Neural network components that dynamically weight input elements by their contextual relevance.
Attention mechanisms are components in neural networks that allow a model to selectively focus on different parts of its input when producing each element of its output. Rather than compressing an entire input sequence into a single fixed-length representation, attention computes a weighted sum over input elements, where the weights reflect how relevant each element is to the current computation step. These weights are learned dynamically based on the relationship between the current query — what the model is trying to produce — and the available keys and values derived from the input. This soft, differentiable selection process allows gradients to flow cleanly during training, making attention both powerful and practical.
In practice, attention is most commonly implemented as scaled dot-product attention, where query, key, and value matrices are derived from the input via learned linear projections. The dot product between a query and each key produces a raw relevance score, which is scaled and passed through a softmax to yield a probability distribution over inputs. The output is then a weighted combination of the value vectors.

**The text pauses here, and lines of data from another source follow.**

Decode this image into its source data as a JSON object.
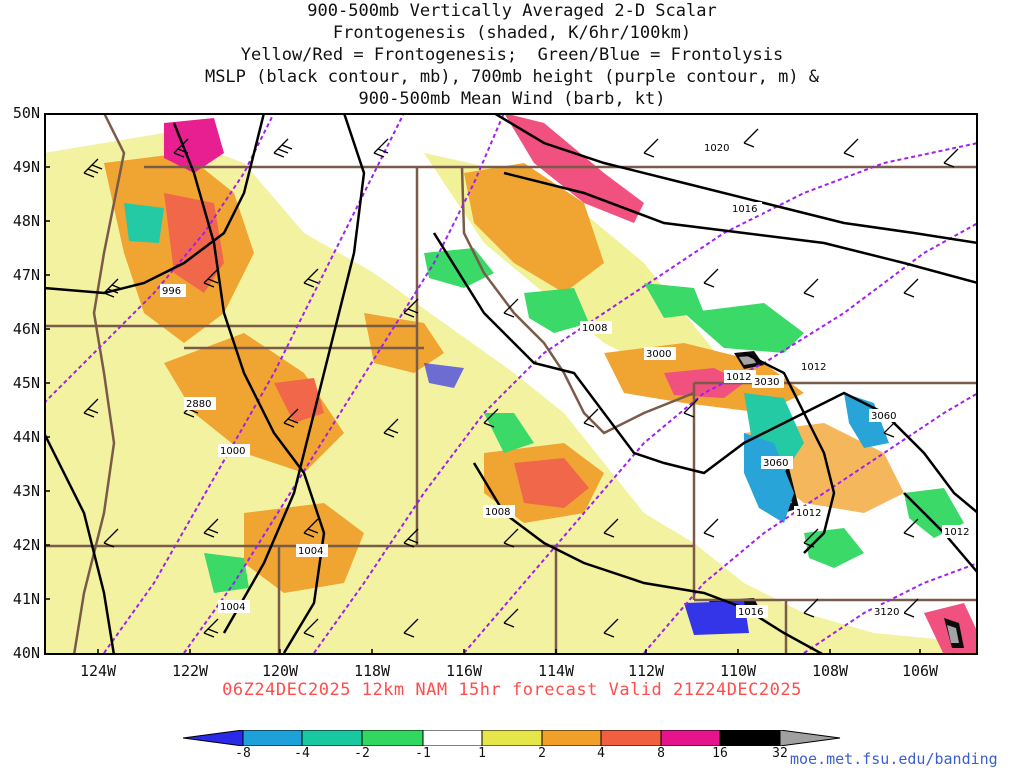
{
  "title_lines": [
    "900-500mb Vertically Averaged 2-D Scalar",
    "Frontogenesis (shaded, K/6hr/100km)",
    "Yellow/Red = Frontogenesis;  Green/Blue = Frontolysis",
    "MSLP (black contour, mb), 700mb height (purple contour, m) &",
    "900-500mb Mean Wind (barb, kt)"
  ],
  "lat_labels": [
    "50N",
    "49N",
    "48N",
    "47N",
    "46N",
    "45N",
    "44N",
    "43N",
    "42N",
    "41N",
    "40N"
  ],
  "lon_labels": [
    "124W",
    "122W",
    "120W",
    "118W",
    "116W",
    "114W",
    "112W",
    "110W",
    "108W",
    "106W"
  ],
  "footer": "06Z24DEC2025 12km NAM 15hr forecast Valid 21Z24DEC2025",
  "url": "moe.met.fsu.edu/banding",
  "colorbar": {
    "labels": [
      "-8",
      "-4",
      "-2",
      "-1",
      "1",
      "2",
      "4",
      "8",
      "16",
      "32"
    ],
    "colors": [
      "#2a2ae8",
      "#1ea0d8",
      "#18c8a0",
      "#30d860",
      "#32e632",
      "#ffffff",
      "#e6e64a",
      "#f0a028",
      "#f06040",
      "#f04878",
      "#e6148c",
      "#000000",
      "#a0a0a0"
    ]
  },
  "contour_labels": {
    "mslp": [
      "1020",
      "1016",
      "996",
      "1008",
      "1012",
      "1012",
      "1000",
      "1008",
      "1004",
      "1004",
      "1012",
      "1012",
      "1016"
    ],
    "height": [
      "3000",
      "3030",
      "3060",
      "2880",
      "3060",
      "3120"
    ]
  }
}
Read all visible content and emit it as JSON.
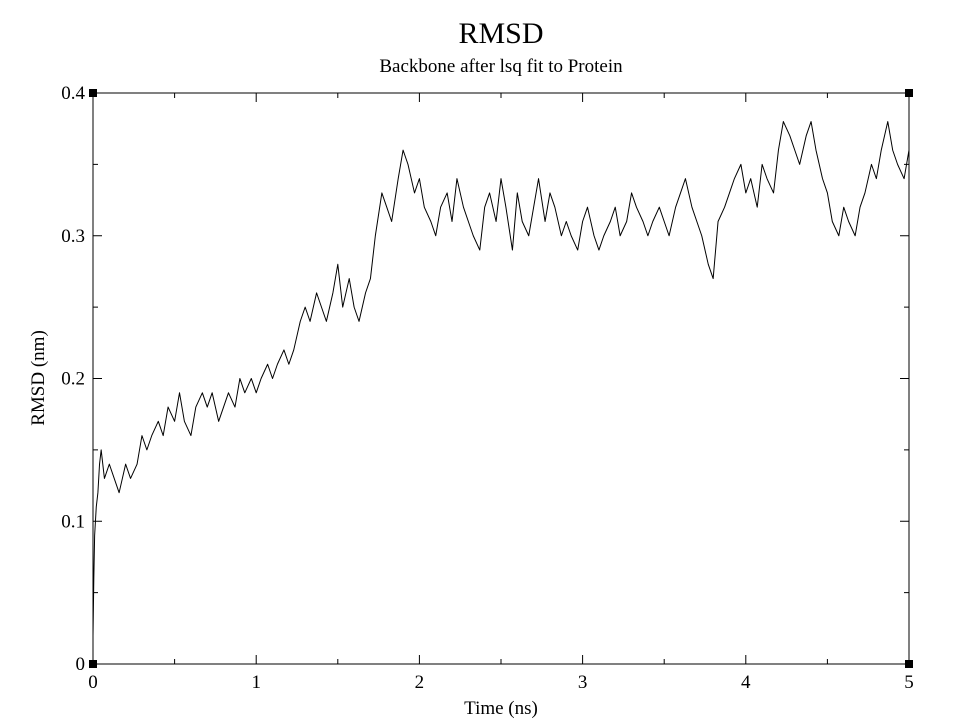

Multi-head attention extends this by running several attention operations in parallel across different learned subspaces, allowing the model to simultaneously capture multiple types of relationships within the data.
Attention mechanisms became central to machine learning after Bahdanau et al. introduced them in 2014 to address the bottleneck of fixed-length encodings in neural machine translation. The approach allowed translation models to align source and target words dynamically, dramatically improving performance on long sentences. The concept reached its full expression in the 2017 Transformer architecture, which dispensed with recurrence entirely and built deep networks purely from attention and feed-forward layers. This shift unlocked massive parallelism during training and enabled scaling to unprecedented model sizes.
The impact of attention mechanisms extends well beyond NLP. Vision Transformers apply attention directly to image patches, and multimodal models use cross-attention to align representations across text, images, and audio. Attention weights also offer a degree of interpretability, revealing which inputs a model emphasizes for a given prediction. Today, attention is arguably the single most important architectural primitive in modern deep learning.